No Free Lunch
An economist I read and listen to regularly, David Bahnsen, wrote an excellent book last year entitled, “There's No Free Lunch”. His thesis is straightforward. If we’re going to keep the lights on as a society and advance the cause of human flourishing, there is one overriding reality we must never forget: a “free” lunch is never free…someone always pays.
This is, in fact, a reality so basic and profound that even Almighty God submits to it. Hebrews 9:22 says, “Without the shedding of blood there is no forgiveness of sins.” There is no Life without death.
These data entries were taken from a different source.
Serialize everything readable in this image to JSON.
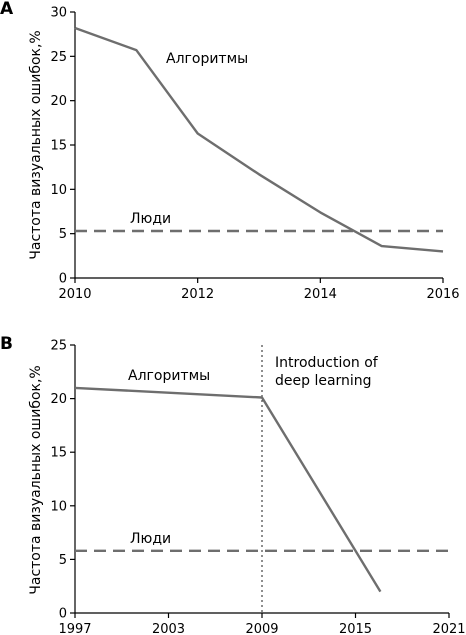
{
  "chart_data": [
    {
      "type": "line",
      "panel_label": "A",
      "ylabel": "Частота визуальных ошибок,%",
      "xlabel": "",
      "xlim": [
        2010,
        2016
      ],
      "ylim": [
        0,
        30
      ],
      "x_ticks": [
        2010,
        2012,
        2014,
        2016
      ],
      "y_ticks": [
        0,
        5,
        10,
        15,
        20,
        25,
        30
      ],
      "grid": false,
      "series": [
        {
          "name": "Алгоритмы",
          "style": "solid",
          "color": "#6e6e6e",
          "x": [
            2010,
            2011,
            2012,
            2013,
            2014,
            2015,
            2016
          ],
          "y": [
            28.2,
            25.7,
            16.3,
            11.7,
            7.4,
            3.6,
            3.0
          ]
        },
        {
          "name": "Люди",
          "style": "dashed",
          "color": "#6e6e6e",
          "x": [
            2010,
            2016
          ],
          "y": [
            5.3,
            5.3
          ]
        }
      ],
      "annotations": []
    },
    {
      "type": "line",
      "panel_label": "B",
      "ylabel": "Частота визуальных ошибок,%",
      "xlabel": "",
      "xlim": [
        1997,
        2021
      ],
      "ylim": [
        0,
        25
      ],
      "x_ticks": [
        1997,
        2003,
        2009,
        2015,
        2021
      ],
      "y_ticks": [
        0,
        5,
        10,
        15,
        20,
        25
      ],
      "grid": false,
      "series": [
        {
          "name": "Алгоритмы",
          "style": "solid",
          "color": "#6e6e6e",
          "x": [
            1997,
            2009,
            2016.6
          ],
          "y": [
            21.0,
            20.1,
            2.0
          ]
        },
        {
          "name": "Люди",
          "style": "dashed",
          "color": "#6e6e6e",
          "x": [
            1997,
            2021
          ],
          "y": [
            5.8,
            5.8
          ]
        }
      ],
      "annotations": [
        {
          "text_lines": [
            "Introduction of",
            "deep learning"
          ],
          "vline_x": 2009
        }
      ]
    }
  ]
}
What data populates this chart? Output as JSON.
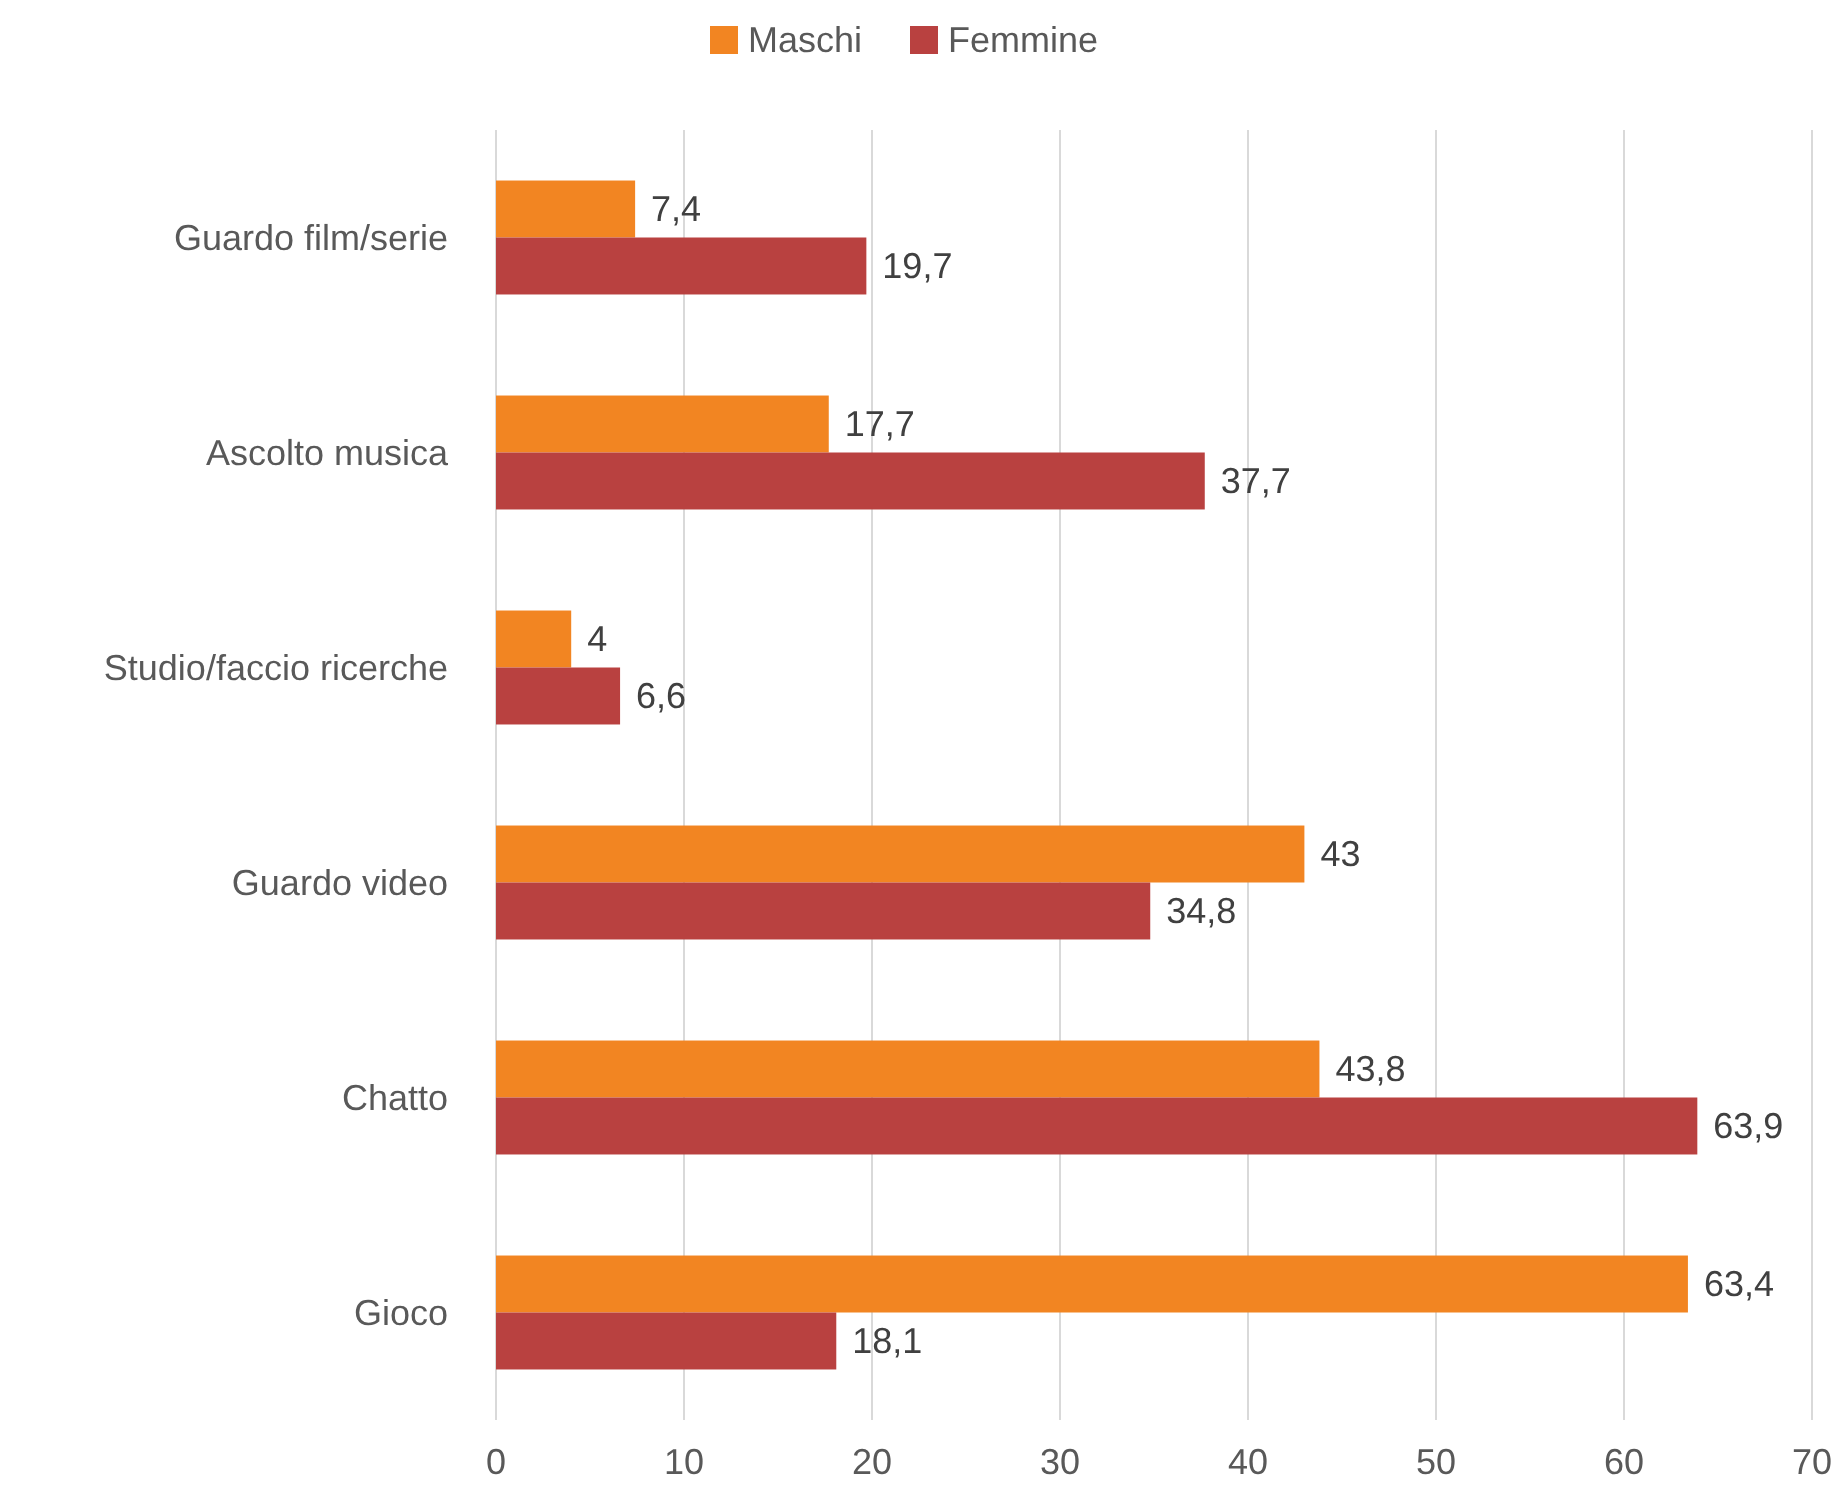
{
  "chart_data": {
    "type": "bar",
    "orientation": "horizontal",
    "categories": [
      "Guardo film/serie",
      "Ascolto musica",
      "Studio/faccio ricerche",
      "Guardo video",
      "Chatto",
      "Gioco"
    ],
    "series": [
      {
        "name": "Maschi",
        "color": "#f28522",
        "values": [
          7.4,
          17.7,
          4,
          43,
          43.8,
          63.4
        ],
        "value_labels": [
          "7,4",
          "17,7",
          "4",
          "43",
          "43,8",
          "63,4"
        ]
      },
      {
        "name": "Femmine",
        "color": "#b94140",
        "values": [
          19.7,
          37.7,
          6.6,
          34.8,
          63.9,
          18.1
        ],
        "value_labels": [
          "19,7",
          "37,7",
          "6,6",
          "34,8",
          "63,9",
          "18,1"
        ]
      }
    ],
    "xlim": [
      0,
      70
    ],
    "xticks": [
      0,
      10,
      20,
      30,
      40,
      50,
      60,
      70
    ],
    "grid": "x",
    "legend": "top"
  }
}
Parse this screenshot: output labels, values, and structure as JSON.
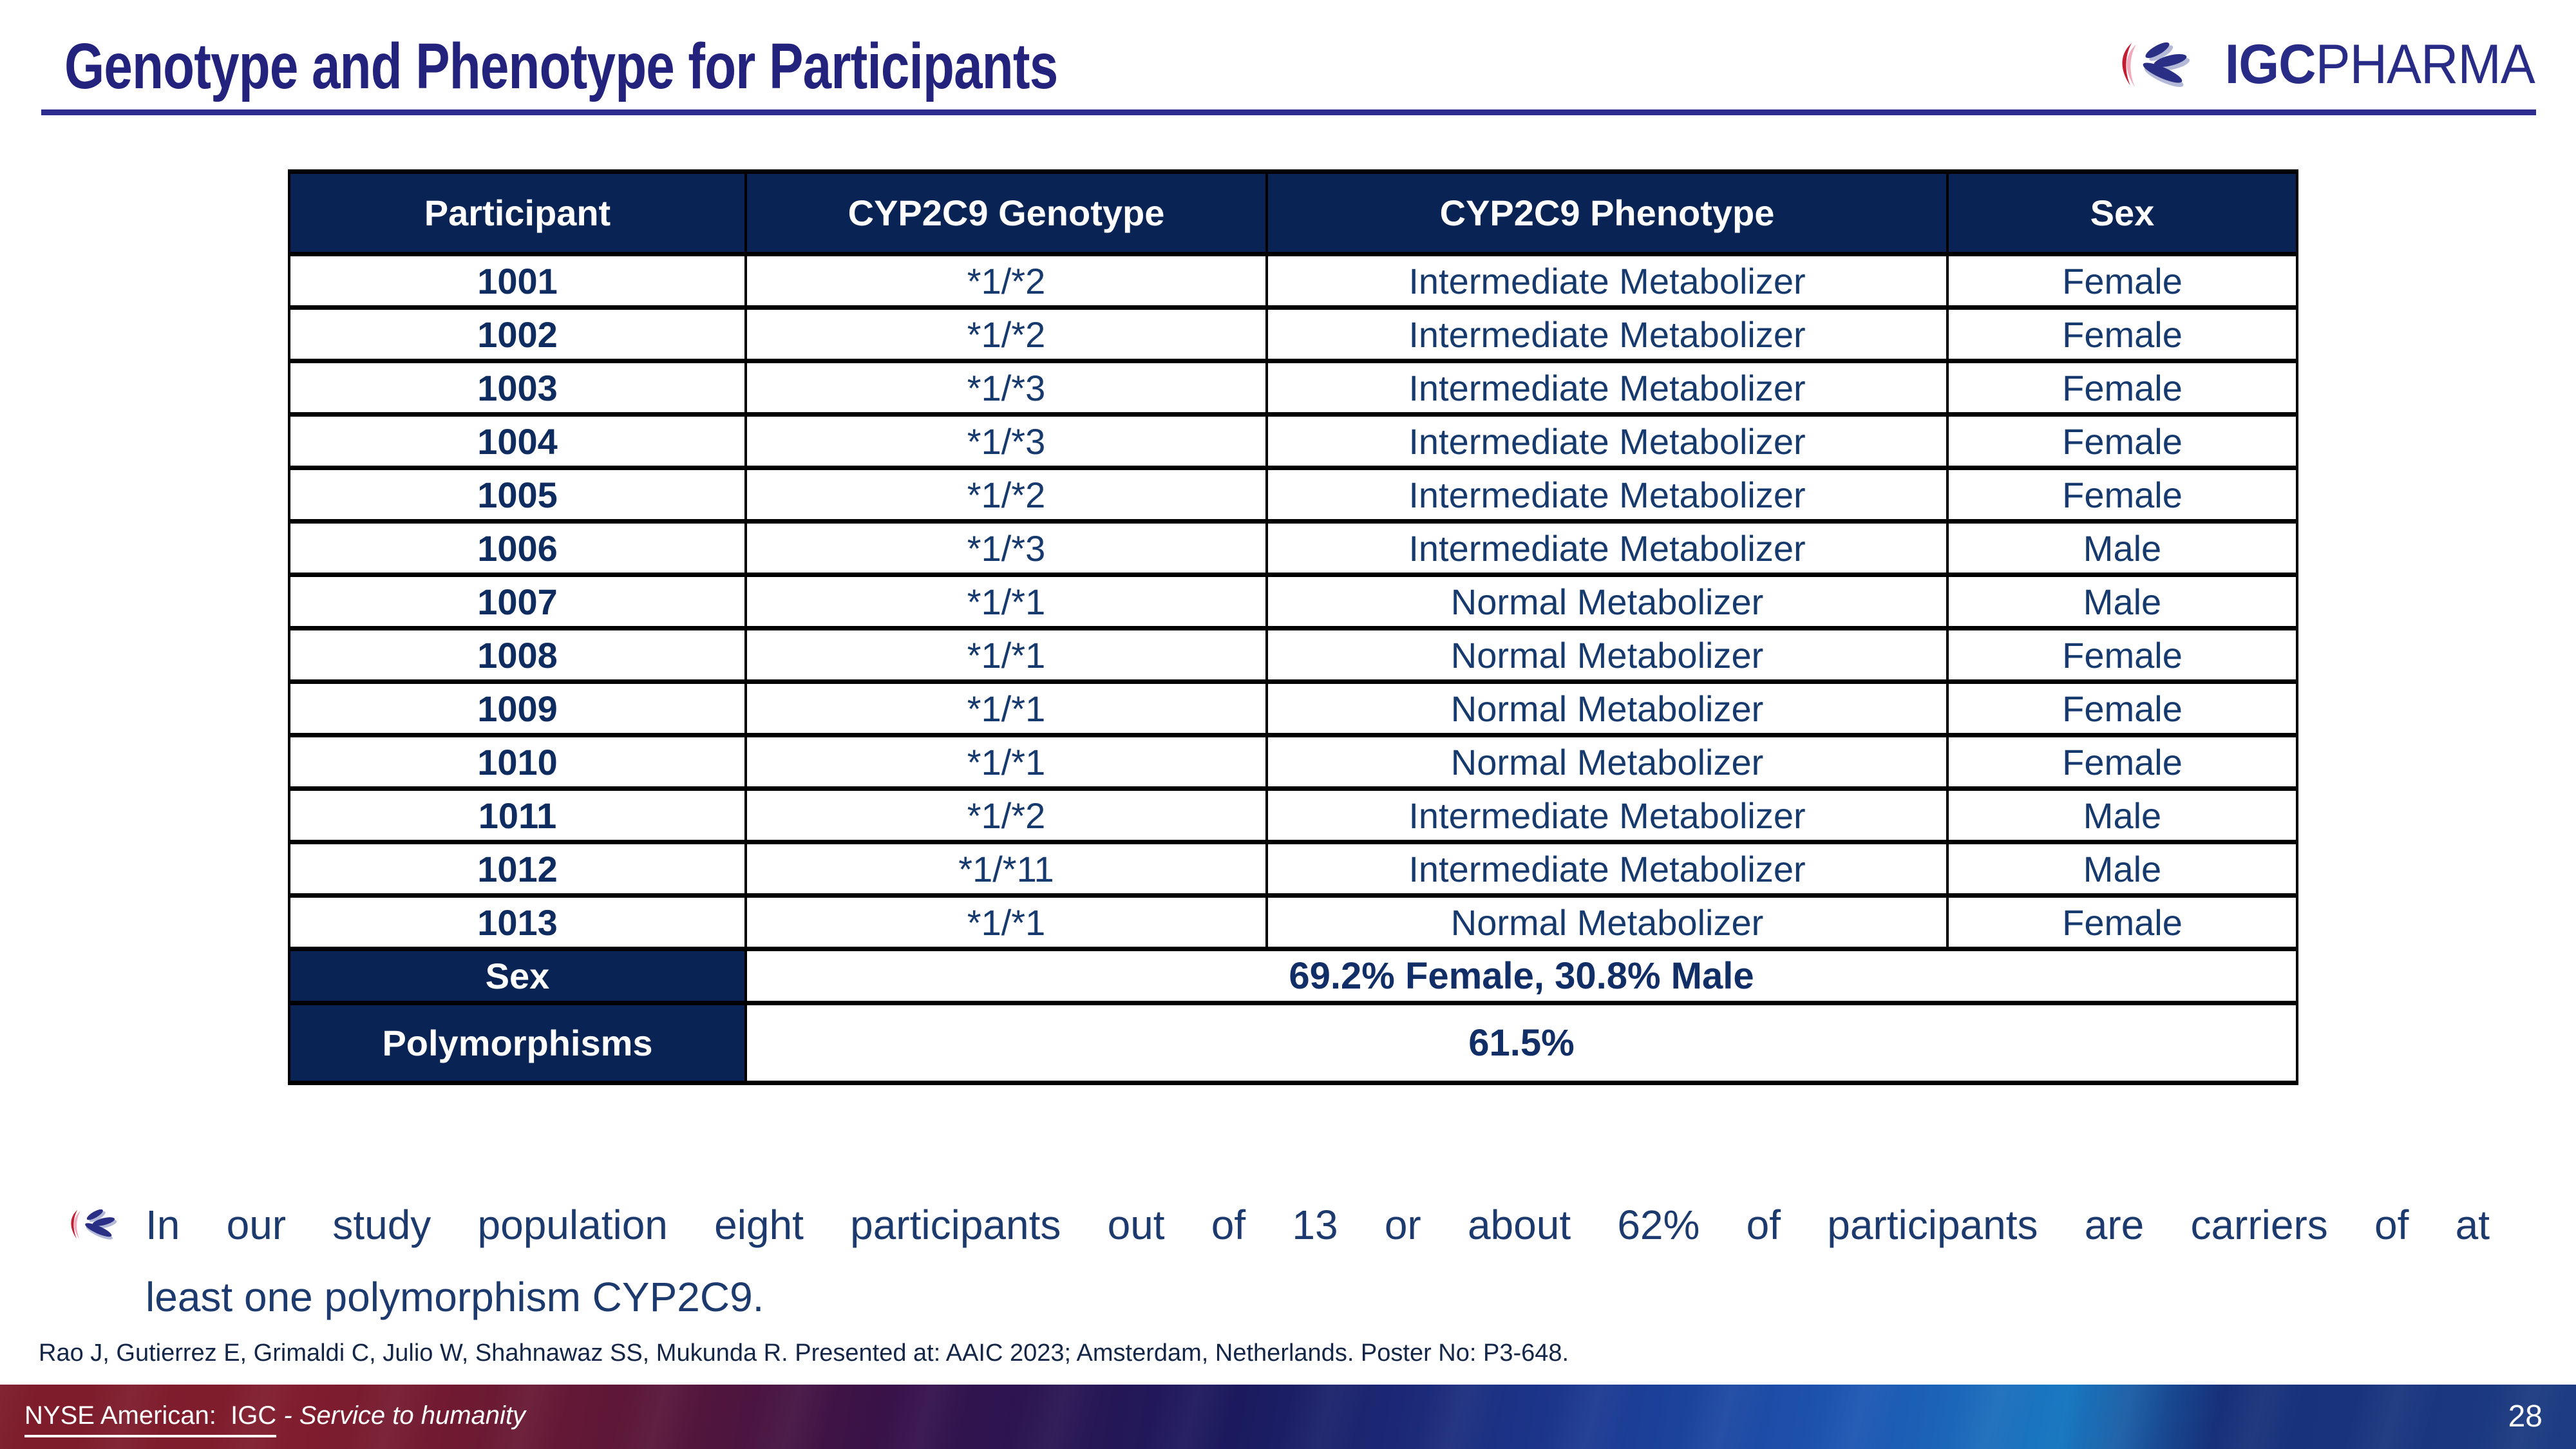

It’s to constantly remind us of this reality that the Lord invites us to feast regularly at his Table. And when we truly consider what Communion models for us, it helps give the incarnation of Jesus meaning. Someone with actual flesh and blood just like us would have to die. And if things were truly just it would be us. But instead, Jesus chose to take on flesh and blood—to become incarnate—and offer himself as a sacrifice on our behalf. In the mystery of the Eucharist, through the elements of bread and wine, we meet that same self-sacrificing Jesus and are nourished by that gift as we are in no other way.
But that’s that the Gospel Sacraments—Communion and Baptism—do. They’re outward and physical signs of inward and spiritual realities. Something is actually happening in them. Something God does.
Every year on the Sunday following Epiphany (January 6th—the Twelfth Day ofChristmas), we commemorate and contemplate The Baptism of our Lord by John in the Jordan River because it also helps frame the meaning of the incarnation. In fact, neither Jesus’s baptism nor our own makes much sense if not considered in that light.
So, to begin to understand the meaning of the Baptism of Jesus, we must understand the reality, the physicality, of being human and what it means for us to say that God saved us by becoming like us…what it means for Almighty God to have emptied himself and become human.